By all accounts, my mother was a saint and we were her little angels; four cherubic boys who went to church every Sunday. As we grew older, it was uttered more than once by admiring neighbor ladies “Oh, how lucky any girl would be to marry one of them Dameron boys.”
|The Trifecta: Bowl cut, acne and braces|
We rarely needed to be separated during church service by my mother for punching each other in the leg or making fun of the way the Irish lay reader, Mr. Kilmartin said “fil-um”, a.k.a. film.
“Are you going to the fil-um?” I’d whisper to my comatose brother John who would start laughing uncontrollably.
This would start a chain reaction of punches; from my older brother Chuck to John’s arm. John would complete the circle by passing it right along to my leg. I’d jerk which would wake up my youngest brother Matt, dozing on my mother’s lap. My mother would do her part by pinching us hard through our itchy Sunday jackets and stand up to separate the offenders.

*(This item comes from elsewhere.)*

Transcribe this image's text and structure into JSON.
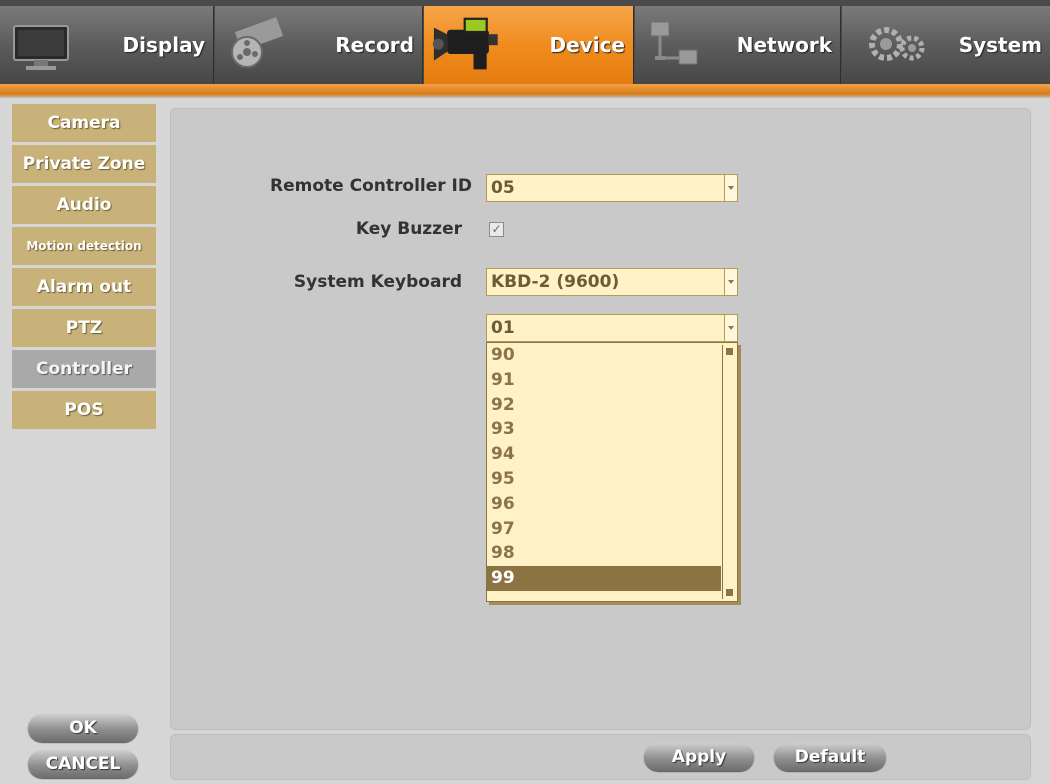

It was this type of behavior that prevented us from ever having a repeat babysitter. When bedtime came we would dutifully march upstairs. I’d immediately slip through the second story window, walk on the flat roof to the edge, hop down onto the window air conditioning unit, jump to the ground, sashay to the front door, ring the doorbell and run. My brothers would sneak down the steps and so would begin a human game of “Wack-a-mole.”
When my mother came home we’d sit at the top of the steps and listen in.
“How were they?” my mother would ask.
“Perfect angels,” the harried babysitter would reply, but we’d never see her again.
Then my mother hired Peggy. Peggy was eighteen, overweight, with short black hair, always wore jean overalls and a flannel shirt. She had a deep monotone voice and we understood in a child’s way, that there was something different about her. Certainly, she didn’t take any shit, but there was something more, though we never over analyzed it.
First came fear and then came love.
Peggy had no desire to talk to boyfriends on the phone or mindlessly watch TV. She took us to the Seven-Eleven and bought us Slurpies. She would come to our house and for no reason at all drive us to Lake Brandt and teach us how to fly fish. We’d sit in a row boat near the lake's edge under low hanging branches where kamikaze bugs dove into the water. She’d patiently show us how to cast our line into that spot and keep the fly moving, imitating a drowning bug.
Once, I noticed her sleeves were rolled up and there was a bouquet of raised red splotches on her forearm.
“What are those?” I asked.
“Cigarette burns,” She replied.
“Who did that to you?”
“I did it to myself, because I needed to feel something.”
It was that straight forward and I never questioned it.
Peggy stuck with us until we became teenagers. She dropped by one last time when I was a sensitive and gangly fifteen year old with braces on my teeth, a nose that grew faster than my face and pock marked skin.
“You have a handsome face that one day you’ll grow into,” She told me.
Sometimes I’ll see a bug scrambling on the pool surface and think of Peggy. I’ll gently scoop it out and wonder what became of her, though I fear I know. She was able to see an angel in my ugly ways and burned a mark there for me to always remember.